I used Word Perfect for the first time on that computer for a writing assignment in my Calculus class. We had to do a paper over a mathematician – there was this feature called “justification” and I chose “full.” My teacher took off points because the dot-matrix printer left large spaces between the words so that each line was justified on the left and the right. Talk about first world problems…
Fast forward to now. I Tweet. I Blog. I Snap. I Research. I Insta. I FB. I even Tumblr and Podcast. The thing is, all of these things came out after I graduated from college the first time and several came after I earned my master’s degree. Nobody told me how to use these things, much less teach with them. Or use them to learn.
However, I found some peeps who were doing these crazy things. I asked questions, read blogs, tried doing some cool stuff. Made some mistakes. Got wiser…
The thing is, for me, all of this digital immigrant business has been a really fun journey. I have had the opportunity to meet people I would never have been able to meet in real life. I have learned more than I ever thought I could. And, these relationships and learning have led me toward a Ph.D. in Educational Technology (on track to graduate in December).
We all come from somewhere – we all immigrant from someplace. I joined up with the digital people. They tend to be fun, helpful, and full of hope and excitement. And I like that.
My own children are digital natives – they have never known a day without Netflix or wifi. In fact, when the wifi goes down in our house, it is a huge problem. But it is what my kids know. They have no idea what an 8-track is or how to use one. We do have some audio CD’s around the house – but they all have an iPod Shuffle. They are growing up with all of this really, really cool stuff.
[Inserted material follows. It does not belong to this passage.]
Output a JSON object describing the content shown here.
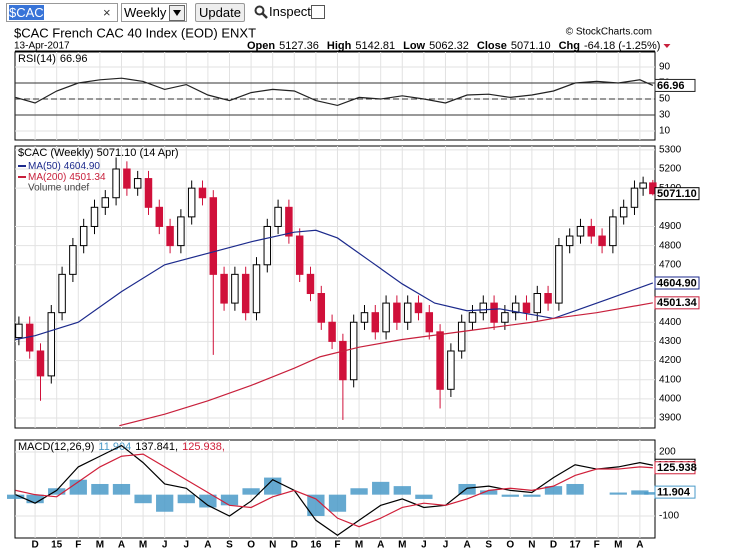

Stuff that connects them to the world in ways that are scary and terrifying, yet so full of wonder and knowledge.
Here is the difference, though, just because they are digital natives doesn’t mean they know how to use any of this technology properly. Teenagers Snap things that I wouldn’t be caught dead doing. Look at the number of followers that any of the Kardashians have. You think these “natives” are using this stuff the right way?
On the other hand, these natives are whiz bangers at using all of the cool apps. They know exactly how to troubleshoot problems that come up. They think up ways to be creative. They have intricate online networks. They can tell you when the next movie of your favorite series is coming out, who is directing it, and can probably find the script for you.
Now, let’s harness this amazing brilliance in a way that can benefit them for the rest of their lives. We need to move past the latest Britney Spears wardrobe malfunction and connect with some astronauts. Let’s teach them how to swipe past Justin Bieber and look for the author that you will be studying next. Model for these natives an inquisitive nature, then turn them loose to root out fake news.
Be a Model for the Digital Natives
The point here is this, yes they may be digital natives, but oh my gosh, they still need us to help them. You see, we have experiences and wisdom. We have made some mistakes and learned from them.
With social media being so prevalent right now, mistakes can magnify at a rate we never had to experience. Let us help our students to understand what they can do, what impact they can have, and push them in a direction that allows their brilliance to shine.
It’s okay to admit that you are unsure about the technology that our students are using. It’s okay to admit to your students that you don’t know how to use something. Let them show you – let them help you – let them use their skills.
Going back to the top of the post and the tweets – I can drive a car, but at this time I could not manage a NASCAR race. However, with proper training, anything could happen.